Methodological description
(a) Underlying Definitions and Concepts: Actual forest harvest is defined as the area of
“principal felling”, or industrial harvest cut of the mature trees for industrial purposes or sales.
(b) Measuring Methods: Regional and local timber industrial enterprises (leskhozy) are
responsible for earmarking harvest sites.
(c) Limitations of the Indicator: Data on actual forest harvest are dispersed among different
agencies. Very often principal felling is reported as sanitary cuttings.

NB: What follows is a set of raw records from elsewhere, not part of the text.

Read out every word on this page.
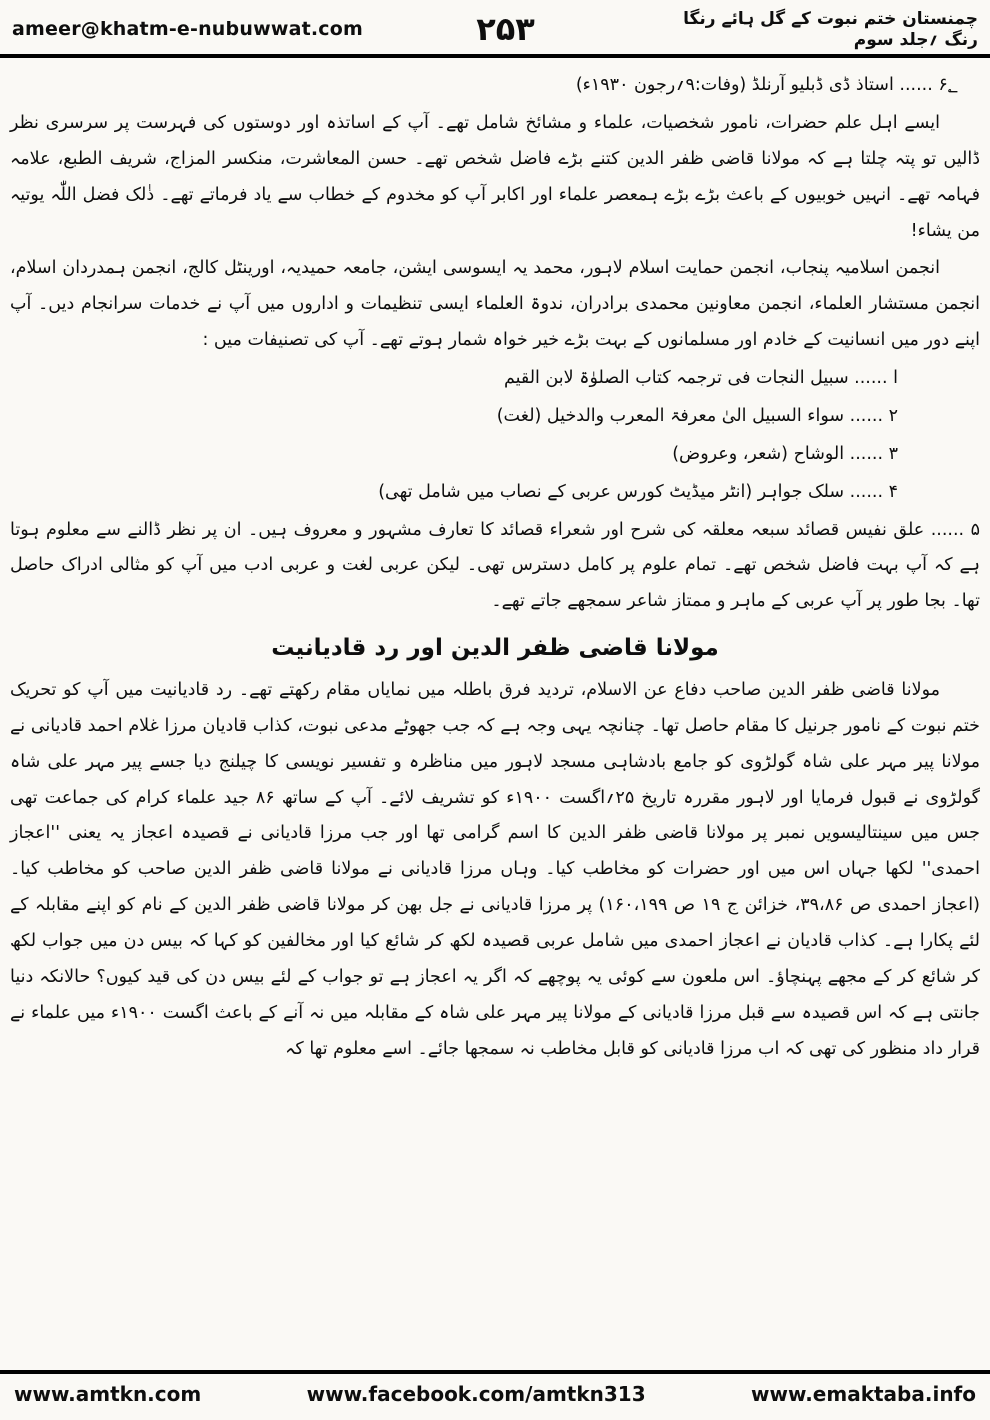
ameer@khatm-e-nubuwwat.com	۲۵۳	چمنستان ختم نبوت کے گل ہائے رنگا رنگ ؍جلد سوم
۶؂ ...... استاذ ڈی ڈبلیو آرنلڈ (وفات:۹؍رجون ۱۹۳۰ء)
ایسے اہل علم حضرات، نامور شخصیات، علماء و مشائخ شامل تھے۔ آپ کے اساتذہ اور دوستوں کی فہرست پر سرسری نظر ڈالیں تو پتہ چلتا ہے کہ مولانا قاضی ظفر الدین کتنے بڑے فاضل شخص تھے۔ حسن المعاشرت، منکسر المزاج، شریف الطبع، علامہ فہامہ تھے۔ انہیں خوبیوں کے باعث بڑے بڑے ہمعصر علماء اور اکابر آپ کو مخدوم کے خطاب سے یاد فرماتے تھے۔ ذٰلک فضل اللّٰہ یوتیہ من یشاء!
انجمن اسلامیہ پنجاب، انجمن حمایت اسلام لاہور، محمد یہ ایسوسی ایشن، جامعہ حمیدیہ، اورینٹل کالج، انجمن ہمدردان اسلام، انجمن مستشار العلماء، انجمن معاونین محمدی برادران، ندوۃ العلماء ایسی تنظیمات و اداروں میں آپ نے خدمات سرانجام دیں۔ آپ اپنے دور میں انسانیت کے خادم اور مسلمانوں کے بہت بڑے خیر خواہ شمار ہوتے تھے۔ آپ کی تصنیفات میں :
ا ...... سبیل النجات فی ترجمہ کتاب الصلوٰۃ لابن القیم
۲ ...... سواء السبیل الیٰ معرفۃ المعرب والدخیل (لغت)
۳ ...... الوشاح (شعر، وعروض)
۴ ...... سلک جواہر (انٹر میڈیٹ کورس عربی کے نصاب میں شامل تھی)
۵ ...... علق نفیس قصائد سبعہ معلقہ کی شرح اور شعراء قصائد کا تعارف مشہور و معروف ہیں۔ ان پر نظر ڈالنے سے معلوم ہوتا ہے کہ آپ بہت فاضل شخص تھے۔ تمام علوم پر کامل دسترس تھی۔ لیکن عربی لغت و عربی ادب میں آپ کو مثالی ادراک حاصل تھا۔ بجا طور پر آپ عربی کے ماہر و ممتاز شاعر سمجھے جاتے تھے۔
مولانا قاضی ظفر الدین اور رد قادیانیت
مولانا قاضی ظفر الدین صاحب دفاع عن الاسلام، تردید فرق باطلہ میں نمایاں مقام رکھتے تھے۔ رد قادیانیت میں آپ کو تحریک ختم نبوت کے نامور جرنیل کا مقام حاصل تھا۔ چنانچہ یہی وجہ ہے کہ جب جھوٹے مدعی نبوت، کذاب قادیان مرزا غلام احمد قادیانی نے مولانا پیر مہر علی شاہ گولڑوی کو جامع بادشاہی مسجد لاہور میں مناظرہ و تفسیر نویسی کا چیلنج دیا جسے پیر مہر علی شاہ گولڑوی نے قبول فرمایا اور لاہور مقررہ تاریخ ۲۵؍اگست ۱۹۰۰ء کو تشریف لائے۔ آپ کے ساتھ ۸۶ جید علماء کرام کی جماعت تھی جس میں سینتالیسویں نمبر پر مولانا قاضی ظفر الدین کا اسم گرامی تھا اور جب مرزا قادیانی نے قصیدہ اعجاز یہ یعنی ''اعجاز احمدی'' لکھا جہاں اس میں اور حضرات کو مخاطب کیا۔ وہاں مرزا قادیانی نے مولانا قاضی ظفر الدین صاحب کو مخاطب کیا۔ (اعجاز احمدی ص ۳۹،۸۶، خزائن ج ۱۹ ص ۱۶۰،۱۹۹) پر مرزا قادیانی نے جل بھن کر مولانا قاضی ظفر الدین کے نام کو اپنے مقابلہ کے لئے پکارا ہے۔ کذاب قادیان نے اعجاز احمدی میں شامل عربی قصیدہ لکھ کر شائع کیا اور مخالفین کو کہا کہ بیس دن میں جواب لکھ کر شائع کر کے مجھے پہنچاؤ۔ اس ملعون سے کوئی یہ پوچھے کہ اگر یہ اعجاز ہے تو جواب کے لئے بیس دن کی قید کیوں؟ حالانکہ دنیا جانتی ہے کہ اس قصیدہ سے قبل مرزا قادیانی کے مولانا پیر مہر علی شاہ کے مقابلہ میں نہ آنے کے باعث اگست ۱۹۰۰ء میں علماء نے قرار داد منظور کی تھی کہ اب مرزا قادیانی کو قابل مخاطب نہ سمجھا جائے۔ اسے معلوم تھا کہ
www.amtkn.com	www.facebook.com/amtkn313	www.emaktaba.info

Illegal logging is the most
important problem for the Russian forests.
(d) Availability and Sources of Data: Only data on the forests managed by the Ministry of
Natural Resources are available; regional and local forest data are hard to obtain.

Area of forest fires

Brief Definition
Units
Agenda 21

The area of the forest destroyed or damaged by the fires.
ha per tear
Chapter 11: Combating Deforestation.
Policy relevance
(a) Purpose: The indicator shows the forest area which was destroyed or damaged as a result
of forest fires.
(b) Relevance to Sustainable Development: See this section in Forest Area Change.
(c) Linkages to Other Indicators: The indicator is closely linked with other forestry indicators
as well as with environmental indicators such as protected area, threatened species,
environmental protection expenditure, etc.
Methodological description
(a) Underlying Definitions and Concepts: A forest fire is defined as any wildfire or
uncontrolled fire that is burning in a wooded area.
(b) Measuring Methods: Leskhozy are responsible for forest fire statistics.
(c) Limitations of the Indicator: There is no single fire reporting system, and many fires
remain unreported.
(d) Availability and Sources of Data: Data on the forests managed by the MNR are only
available; regional and local forest data are hard to obtain.